At the same time, a notice has been issued for reviewing the assessment order. If the order is reviewed, then the quantum of refund, etc., will be determined by the order passed in review, assuming that any review is made in the time allowed by law.

It is provided by sub-section (6) of Section 3 of the Delhi Sales Tax Act, 1975, that where there are any pending proceedings, the Commissioner may withhold the refund if it is likely to adversely affect the Revenue. We do not think that the Revenue could be adversely affected in this case because even if a review is granted, the amount can always be realised again from the assessed. However, to avoid any further controversy, we would allow the respondents some time in which they may pay the refund. We would direct the amount to be paid to the petitioners by 7th April, 1983, by which time, the time for the review would be over. In case, there is any alteration in the quantum or refund as a result of review, the altered amount may be refunded. And if the amount remains the same, then the amount mentioned in the original assessment order should be paid by the date mentioned by us.

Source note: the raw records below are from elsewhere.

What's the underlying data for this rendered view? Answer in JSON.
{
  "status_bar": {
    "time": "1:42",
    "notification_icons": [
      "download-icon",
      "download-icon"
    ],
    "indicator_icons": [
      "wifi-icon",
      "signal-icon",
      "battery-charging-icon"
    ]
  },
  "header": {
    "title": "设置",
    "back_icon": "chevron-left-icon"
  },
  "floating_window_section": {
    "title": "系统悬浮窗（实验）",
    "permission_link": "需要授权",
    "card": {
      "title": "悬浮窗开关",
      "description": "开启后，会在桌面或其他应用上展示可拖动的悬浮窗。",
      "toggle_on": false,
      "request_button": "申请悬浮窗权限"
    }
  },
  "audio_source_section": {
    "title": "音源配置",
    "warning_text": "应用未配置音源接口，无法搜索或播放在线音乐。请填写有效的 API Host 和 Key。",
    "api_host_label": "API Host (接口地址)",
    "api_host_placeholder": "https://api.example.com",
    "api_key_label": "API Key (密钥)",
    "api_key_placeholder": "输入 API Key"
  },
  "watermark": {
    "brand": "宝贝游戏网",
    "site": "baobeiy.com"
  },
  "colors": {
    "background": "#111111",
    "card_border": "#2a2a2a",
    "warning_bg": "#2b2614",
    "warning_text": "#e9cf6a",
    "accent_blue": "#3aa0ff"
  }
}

In view of the nature of the contentions raised before us, we make it clear that the observation contained in this judgment regarding a possible review will have no bearing at all on the question whether there can be a review or, there are facts existing justifying a review either, because of the facts stated in the assessment order or, because of the 46th Amendment of the Constitution, or for any other reason. The parties will bear their own costs.'

11. It is not in dispute before us that the order of the Division Bench of this Court was never challenged by the Department and the same had attained finality. Once an order becomes final between the parties and their rights are permitted to be settled in furtherance thereto, it cannot be said that now in the present proceedings, this Court could disburse the said decision on a plea of review which itself is founded on a vague show cause and where, even the grounds on which review was sought, were not stated or put to the assessed. The respondents had given an undertaking before the Court that they would refund the amount. Of course, such a direction would have been subject to the order passed in furtherance to the notice to show cause for review but if the said notice itself and the order passed thereupon is vocative of principles of natural justice and is not within the ambit and scope of provisions of section 48 of the Act, none of them can stand the scrutiny of law.

12. For the reasons aforestated, we find merit in this petition. We allow the same, quash the demand and order dated 24th February, 1983 leaving the parties to bear their own costs.